Apple has changed the game for how we interact with our world. People now expect instinctive and easy-to-use products, not just in consumer electronics and software, but everywhere.
What does this mean for Roast? We must continue to not only find ways for people to interact with the magazine, but to do so in an easy-to-access, intuitive way. We are offering online articles on our partner site, Daily Coffee News, plus a complete digital version of the magazine, and more convenient purchasing at tradeshows, but I know that we need to think about a more comprehensive approach. What will allow us to thrive in a world that is controlled by a 3-by-5-inch screen?
We are continually working through the answers for Roast, and this column doesn’t have any magical counsel. However, I know that these changes affect everyone reading this column. What do these technological advances mean for how coffee roasters source, produce, sell and market their coffees?

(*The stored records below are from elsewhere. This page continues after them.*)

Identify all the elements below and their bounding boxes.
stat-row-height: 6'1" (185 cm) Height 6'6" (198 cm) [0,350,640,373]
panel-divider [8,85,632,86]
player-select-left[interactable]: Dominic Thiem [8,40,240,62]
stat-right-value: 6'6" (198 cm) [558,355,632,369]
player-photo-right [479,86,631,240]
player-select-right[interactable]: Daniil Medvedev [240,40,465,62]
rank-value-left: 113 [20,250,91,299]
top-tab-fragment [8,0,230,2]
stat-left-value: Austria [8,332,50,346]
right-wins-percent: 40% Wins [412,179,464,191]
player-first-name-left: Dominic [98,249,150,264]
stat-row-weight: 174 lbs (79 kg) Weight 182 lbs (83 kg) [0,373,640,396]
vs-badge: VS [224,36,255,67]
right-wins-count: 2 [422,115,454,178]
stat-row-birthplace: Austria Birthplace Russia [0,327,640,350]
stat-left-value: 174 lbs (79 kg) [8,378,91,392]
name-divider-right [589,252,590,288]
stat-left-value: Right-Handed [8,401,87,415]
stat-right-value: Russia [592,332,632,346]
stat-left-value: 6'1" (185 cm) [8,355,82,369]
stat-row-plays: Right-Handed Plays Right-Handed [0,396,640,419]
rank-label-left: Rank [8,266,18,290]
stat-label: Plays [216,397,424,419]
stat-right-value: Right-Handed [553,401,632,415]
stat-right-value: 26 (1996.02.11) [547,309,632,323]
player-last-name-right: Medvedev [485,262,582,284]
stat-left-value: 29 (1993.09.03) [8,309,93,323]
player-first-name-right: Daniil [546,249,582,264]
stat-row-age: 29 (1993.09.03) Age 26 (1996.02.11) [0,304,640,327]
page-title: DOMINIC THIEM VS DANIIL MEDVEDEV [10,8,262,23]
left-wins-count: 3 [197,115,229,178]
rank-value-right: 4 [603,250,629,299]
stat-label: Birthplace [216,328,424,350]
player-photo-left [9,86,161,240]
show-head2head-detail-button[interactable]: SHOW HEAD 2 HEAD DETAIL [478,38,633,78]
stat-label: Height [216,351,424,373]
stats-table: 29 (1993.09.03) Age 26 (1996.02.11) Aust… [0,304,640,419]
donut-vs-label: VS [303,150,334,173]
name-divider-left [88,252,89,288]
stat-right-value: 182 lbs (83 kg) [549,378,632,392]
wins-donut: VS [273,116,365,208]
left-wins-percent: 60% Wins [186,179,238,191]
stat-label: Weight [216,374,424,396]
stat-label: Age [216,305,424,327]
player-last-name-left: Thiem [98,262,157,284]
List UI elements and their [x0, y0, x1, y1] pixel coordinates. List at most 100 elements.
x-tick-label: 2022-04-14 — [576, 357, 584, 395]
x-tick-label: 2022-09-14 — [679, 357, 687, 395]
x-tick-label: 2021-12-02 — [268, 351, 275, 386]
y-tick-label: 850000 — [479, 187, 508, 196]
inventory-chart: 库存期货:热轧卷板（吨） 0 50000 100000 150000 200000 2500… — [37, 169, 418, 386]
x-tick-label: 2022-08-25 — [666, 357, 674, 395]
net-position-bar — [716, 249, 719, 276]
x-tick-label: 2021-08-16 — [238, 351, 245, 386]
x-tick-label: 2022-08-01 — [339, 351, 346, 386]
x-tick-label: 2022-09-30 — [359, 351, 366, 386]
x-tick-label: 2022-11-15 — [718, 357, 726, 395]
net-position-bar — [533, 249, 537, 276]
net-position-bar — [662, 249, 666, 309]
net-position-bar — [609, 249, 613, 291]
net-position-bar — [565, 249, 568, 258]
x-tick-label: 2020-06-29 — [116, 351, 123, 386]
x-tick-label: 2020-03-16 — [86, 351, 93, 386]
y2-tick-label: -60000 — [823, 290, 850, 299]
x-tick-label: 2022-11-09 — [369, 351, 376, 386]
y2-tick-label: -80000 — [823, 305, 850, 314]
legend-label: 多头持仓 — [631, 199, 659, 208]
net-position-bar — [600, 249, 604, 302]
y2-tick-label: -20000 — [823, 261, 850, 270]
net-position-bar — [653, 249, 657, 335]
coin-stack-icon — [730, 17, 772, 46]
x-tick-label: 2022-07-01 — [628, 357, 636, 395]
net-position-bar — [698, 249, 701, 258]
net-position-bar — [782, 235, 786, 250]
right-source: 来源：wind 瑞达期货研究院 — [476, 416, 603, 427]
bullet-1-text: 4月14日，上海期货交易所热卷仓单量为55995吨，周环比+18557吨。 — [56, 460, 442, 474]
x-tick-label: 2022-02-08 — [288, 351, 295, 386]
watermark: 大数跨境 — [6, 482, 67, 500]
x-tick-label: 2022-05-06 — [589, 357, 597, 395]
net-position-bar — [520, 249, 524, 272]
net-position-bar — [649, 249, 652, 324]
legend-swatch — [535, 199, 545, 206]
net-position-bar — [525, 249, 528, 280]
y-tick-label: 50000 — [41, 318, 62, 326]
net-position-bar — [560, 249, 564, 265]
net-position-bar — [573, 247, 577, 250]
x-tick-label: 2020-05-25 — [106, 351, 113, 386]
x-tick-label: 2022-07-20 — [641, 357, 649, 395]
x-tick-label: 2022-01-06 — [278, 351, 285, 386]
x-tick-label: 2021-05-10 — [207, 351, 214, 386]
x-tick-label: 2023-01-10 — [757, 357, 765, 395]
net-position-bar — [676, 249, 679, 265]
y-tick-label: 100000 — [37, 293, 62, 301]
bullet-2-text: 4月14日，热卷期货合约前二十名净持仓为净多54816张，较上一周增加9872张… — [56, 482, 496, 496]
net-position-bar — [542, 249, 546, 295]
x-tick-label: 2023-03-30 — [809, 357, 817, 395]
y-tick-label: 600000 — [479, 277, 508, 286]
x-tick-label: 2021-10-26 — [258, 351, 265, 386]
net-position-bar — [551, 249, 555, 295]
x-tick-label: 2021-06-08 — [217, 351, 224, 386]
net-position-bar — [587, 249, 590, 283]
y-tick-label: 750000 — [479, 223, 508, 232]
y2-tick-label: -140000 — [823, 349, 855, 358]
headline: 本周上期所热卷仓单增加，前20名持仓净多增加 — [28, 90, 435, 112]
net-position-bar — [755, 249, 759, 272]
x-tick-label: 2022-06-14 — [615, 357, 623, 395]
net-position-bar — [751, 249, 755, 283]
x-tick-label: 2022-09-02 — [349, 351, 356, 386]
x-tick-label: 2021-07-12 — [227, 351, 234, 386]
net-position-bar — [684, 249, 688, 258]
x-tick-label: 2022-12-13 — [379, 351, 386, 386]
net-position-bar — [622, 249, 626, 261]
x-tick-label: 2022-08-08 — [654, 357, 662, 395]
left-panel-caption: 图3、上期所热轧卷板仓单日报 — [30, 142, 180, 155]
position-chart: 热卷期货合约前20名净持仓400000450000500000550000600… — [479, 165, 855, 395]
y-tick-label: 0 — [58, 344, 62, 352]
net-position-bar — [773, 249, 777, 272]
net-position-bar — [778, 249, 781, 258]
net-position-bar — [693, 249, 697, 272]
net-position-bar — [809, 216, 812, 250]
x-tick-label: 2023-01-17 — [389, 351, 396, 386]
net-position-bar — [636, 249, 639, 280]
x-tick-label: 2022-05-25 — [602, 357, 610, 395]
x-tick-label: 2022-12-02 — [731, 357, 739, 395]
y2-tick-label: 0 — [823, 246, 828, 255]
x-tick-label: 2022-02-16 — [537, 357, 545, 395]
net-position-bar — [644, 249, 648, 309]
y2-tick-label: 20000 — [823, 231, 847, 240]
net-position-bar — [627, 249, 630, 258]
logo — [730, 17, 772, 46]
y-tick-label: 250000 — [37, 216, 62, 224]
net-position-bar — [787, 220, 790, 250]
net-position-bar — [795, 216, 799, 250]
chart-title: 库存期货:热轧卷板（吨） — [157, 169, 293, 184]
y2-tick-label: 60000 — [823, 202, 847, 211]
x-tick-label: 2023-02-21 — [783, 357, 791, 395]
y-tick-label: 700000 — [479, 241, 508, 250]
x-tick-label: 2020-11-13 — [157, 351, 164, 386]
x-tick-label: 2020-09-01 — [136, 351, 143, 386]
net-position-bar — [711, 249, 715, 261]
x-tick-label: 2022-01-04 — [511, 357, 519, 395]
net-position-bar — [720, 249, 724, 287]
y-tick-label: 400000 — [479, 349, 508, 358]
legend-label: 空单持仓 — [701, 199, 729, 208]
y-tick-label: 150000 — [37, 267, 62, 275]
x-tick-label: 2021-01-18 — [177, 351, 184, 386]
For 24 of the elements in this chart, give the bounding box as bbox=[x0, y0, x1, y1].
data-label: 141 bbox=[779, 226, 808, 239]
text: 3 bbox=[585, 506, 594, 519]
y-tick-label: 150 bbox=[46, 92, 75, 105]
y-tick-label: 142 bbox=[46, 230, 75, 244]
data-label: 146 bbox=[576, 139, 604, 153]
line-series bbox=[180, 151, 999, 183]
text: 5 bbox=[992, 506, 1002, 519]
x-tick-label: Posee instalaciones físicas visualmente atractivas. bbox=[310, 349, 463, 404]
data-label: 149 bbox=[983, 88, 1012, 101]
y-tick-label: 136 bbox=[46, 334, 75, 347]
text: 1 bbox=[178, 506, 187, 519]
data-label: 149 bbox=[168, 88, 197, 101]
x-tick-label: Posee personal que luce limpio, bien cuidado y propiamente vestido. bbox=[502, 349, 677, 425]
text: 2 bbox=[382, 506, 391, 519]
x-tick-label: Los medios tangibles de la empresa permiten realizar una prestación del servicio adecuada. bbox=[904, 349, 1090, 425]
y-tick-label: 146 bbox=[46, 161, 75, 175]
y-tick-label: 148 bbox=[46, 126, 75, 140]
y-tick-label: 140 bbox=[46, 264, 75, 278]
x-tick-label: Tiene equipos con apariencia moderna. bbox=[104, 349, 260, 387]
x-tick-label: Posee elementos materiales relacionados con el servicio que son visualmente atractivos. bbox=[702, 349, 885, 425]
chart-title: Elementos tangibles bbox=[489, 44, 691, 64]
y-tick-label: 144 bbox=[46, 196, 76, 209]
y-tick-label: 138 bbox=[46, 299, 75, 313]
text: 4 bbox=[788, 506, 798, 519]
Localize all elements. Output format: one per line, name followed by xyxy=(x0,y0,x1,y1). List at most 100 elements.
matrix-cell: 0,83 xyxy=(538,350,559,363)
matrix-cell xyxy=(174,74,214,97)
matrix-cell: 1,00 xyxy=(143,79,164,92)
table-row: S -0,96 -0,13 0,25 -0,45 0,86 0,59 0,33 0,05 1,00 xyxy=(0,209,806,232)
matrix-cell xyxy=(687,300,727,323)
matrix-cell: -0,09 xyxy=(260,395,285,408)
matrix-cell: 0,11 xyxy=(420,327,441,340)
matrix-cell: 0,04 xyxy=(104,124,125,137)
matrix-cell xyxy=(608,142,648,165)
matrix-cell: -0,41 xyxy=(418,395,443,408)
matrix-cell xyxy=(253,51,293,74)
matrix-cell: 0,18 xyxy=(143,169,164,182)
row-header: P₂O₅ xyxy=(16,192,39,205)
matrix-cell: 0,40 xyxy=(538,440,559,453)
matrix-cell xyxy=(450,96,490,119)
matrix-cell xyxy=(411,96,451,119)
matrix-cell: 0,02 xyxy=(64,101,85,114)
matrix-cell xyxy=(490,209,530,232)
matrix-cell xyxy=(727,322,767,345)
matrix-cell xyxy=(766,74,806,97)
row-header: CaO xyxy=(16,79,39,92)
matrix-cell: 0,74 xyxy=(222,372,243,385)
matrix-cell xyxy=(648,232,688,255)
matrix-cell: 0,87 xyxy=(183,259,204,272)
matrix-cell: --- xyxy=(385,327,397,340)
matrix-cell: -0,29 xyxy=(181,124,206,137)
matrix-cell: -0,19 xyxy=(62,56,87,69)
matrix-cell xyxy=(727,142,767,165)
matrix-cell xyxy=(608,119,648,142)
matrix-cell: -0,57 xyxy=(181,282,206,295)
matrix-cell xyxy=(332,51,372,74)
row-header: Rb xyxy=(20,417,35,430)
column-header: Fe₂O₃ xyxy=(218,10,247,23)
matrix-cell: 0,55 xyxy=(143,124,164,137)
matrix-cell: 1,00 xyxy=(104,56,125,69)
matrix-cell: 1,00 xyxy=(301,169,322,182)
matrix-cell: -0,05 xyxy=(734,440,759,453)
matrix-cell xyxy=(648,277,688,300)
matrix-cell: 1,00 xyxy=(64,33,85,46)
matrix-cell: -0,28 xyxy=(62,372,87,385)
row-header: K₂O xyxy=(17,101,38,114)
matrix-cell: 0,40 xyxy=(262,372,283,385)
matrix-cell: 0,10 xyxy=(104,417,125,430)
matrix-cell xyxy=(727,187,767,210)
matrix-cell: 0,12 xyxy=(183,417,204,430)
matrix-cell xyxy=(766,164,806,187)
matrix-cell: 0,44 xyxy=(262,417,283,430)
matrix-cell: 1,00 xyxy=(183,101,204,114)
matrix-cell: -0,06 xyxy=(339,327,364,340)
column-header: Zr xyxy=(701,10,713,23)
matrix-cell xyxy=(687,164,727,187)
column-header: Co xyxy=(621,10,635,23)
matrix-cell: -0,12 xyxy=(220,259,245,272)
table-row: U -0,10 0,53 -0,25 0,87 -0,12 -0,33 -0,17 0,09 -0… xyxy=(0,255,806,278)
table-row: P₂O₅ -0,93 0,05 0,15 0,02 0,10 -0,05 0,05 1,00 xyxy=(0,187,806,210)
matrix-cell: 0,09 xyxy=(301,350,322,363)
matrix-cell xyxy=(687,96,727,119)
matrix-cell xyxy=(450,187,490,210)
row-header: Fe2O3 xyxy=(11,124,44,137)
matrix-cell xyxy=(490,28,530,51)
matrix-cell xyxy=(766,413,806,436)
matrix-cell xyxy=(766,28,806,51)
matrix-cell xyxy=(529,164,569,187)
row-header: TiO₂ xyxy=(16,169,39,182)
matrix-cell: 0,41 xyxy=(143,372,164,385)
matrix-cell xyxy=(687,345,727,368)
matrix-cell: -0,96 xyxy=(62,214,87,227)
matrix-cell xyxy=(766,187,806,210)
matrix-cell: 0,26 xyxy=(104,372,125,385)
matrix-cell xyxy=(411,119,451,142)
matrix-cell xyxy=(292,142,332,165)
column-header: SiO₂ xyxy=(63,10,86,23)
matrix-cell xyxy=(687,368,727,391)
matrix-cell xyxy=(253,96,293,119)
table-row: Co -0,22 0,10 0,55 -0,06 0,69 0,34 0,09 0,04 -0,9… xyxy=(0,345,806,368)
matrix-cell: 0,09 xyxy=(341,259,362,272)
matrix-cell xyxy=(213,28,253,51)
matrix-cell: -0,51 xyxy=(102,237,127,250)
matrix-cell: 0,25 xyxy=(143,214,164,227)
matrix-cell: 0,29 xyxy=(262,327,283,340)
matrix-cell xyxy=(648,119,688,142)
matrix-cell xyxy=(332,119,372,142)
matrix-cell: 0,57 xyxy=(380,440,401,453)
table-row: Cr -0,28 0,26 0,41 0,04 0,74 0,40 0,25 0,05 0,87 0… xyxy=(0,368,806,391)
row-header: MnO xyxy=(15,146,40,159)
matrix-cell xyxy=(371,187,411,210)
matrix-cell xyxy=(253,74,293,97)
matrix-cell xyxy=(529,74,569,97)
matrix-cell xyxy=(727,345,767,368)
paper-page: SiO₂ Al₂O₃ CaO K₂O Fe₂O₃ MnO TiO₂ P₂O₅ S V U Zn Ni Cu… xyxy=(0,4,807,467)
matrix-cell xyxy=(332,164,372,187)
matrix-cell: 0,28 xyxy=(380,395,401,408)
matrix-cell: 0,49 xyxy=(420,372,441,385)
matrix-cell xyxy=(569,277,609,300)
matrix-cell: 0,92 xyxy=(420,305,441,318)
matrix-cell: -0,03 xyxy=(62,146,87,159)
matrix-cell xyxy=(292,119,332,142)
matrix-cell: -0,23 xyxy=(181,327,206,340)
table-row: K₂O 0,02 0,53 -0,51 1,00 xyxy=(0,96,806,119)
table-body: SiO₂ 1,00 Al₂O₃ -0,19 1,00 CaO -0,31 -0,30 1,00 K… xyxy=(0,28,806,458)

Apple’s genius was the vision and ability to take an extremely complicated set of computer instructions and wrap them in a simple, intuitive package. The key to this is that no training or user manuals are required.
How much training is required in your company, and where do you go to get the training that you need? What are your biggest training needs for your employees? Where do you spend the most time educating your customers? Asking these types of questions is one way to approach decisions on where to invest in the future. Designing intuitive systems unchains people from drudgery and non-value-added tasks and allows them to focus on what’s important, whether that means their core job tasks or their interaction with your product.
Cupping, for example, is a skill that cannot be “Apple-ized.” As Beth Ann Caspersen notes in her article about recruiting and developing cuppers (see “Talented Tasters, Please Apply” on page 24), professional coffee tasting still requires human interaction, skill and training to master. But, does the time spent on cupping forms, cupping data analysis, and the tracking of variables from bean to lot to roast greatly exceed the amount needed? Do these tasks involve excessive training? In coffee, like other industries that rely on sensory analysis, every new experience is a lesson learned.
As Roast moves into the future, we understand that we need to expand our vision for every part of our job and each product we produce. The great advantage we all have is that others are showing us the way, and we can access that information on our own 3-by-5-inch screens.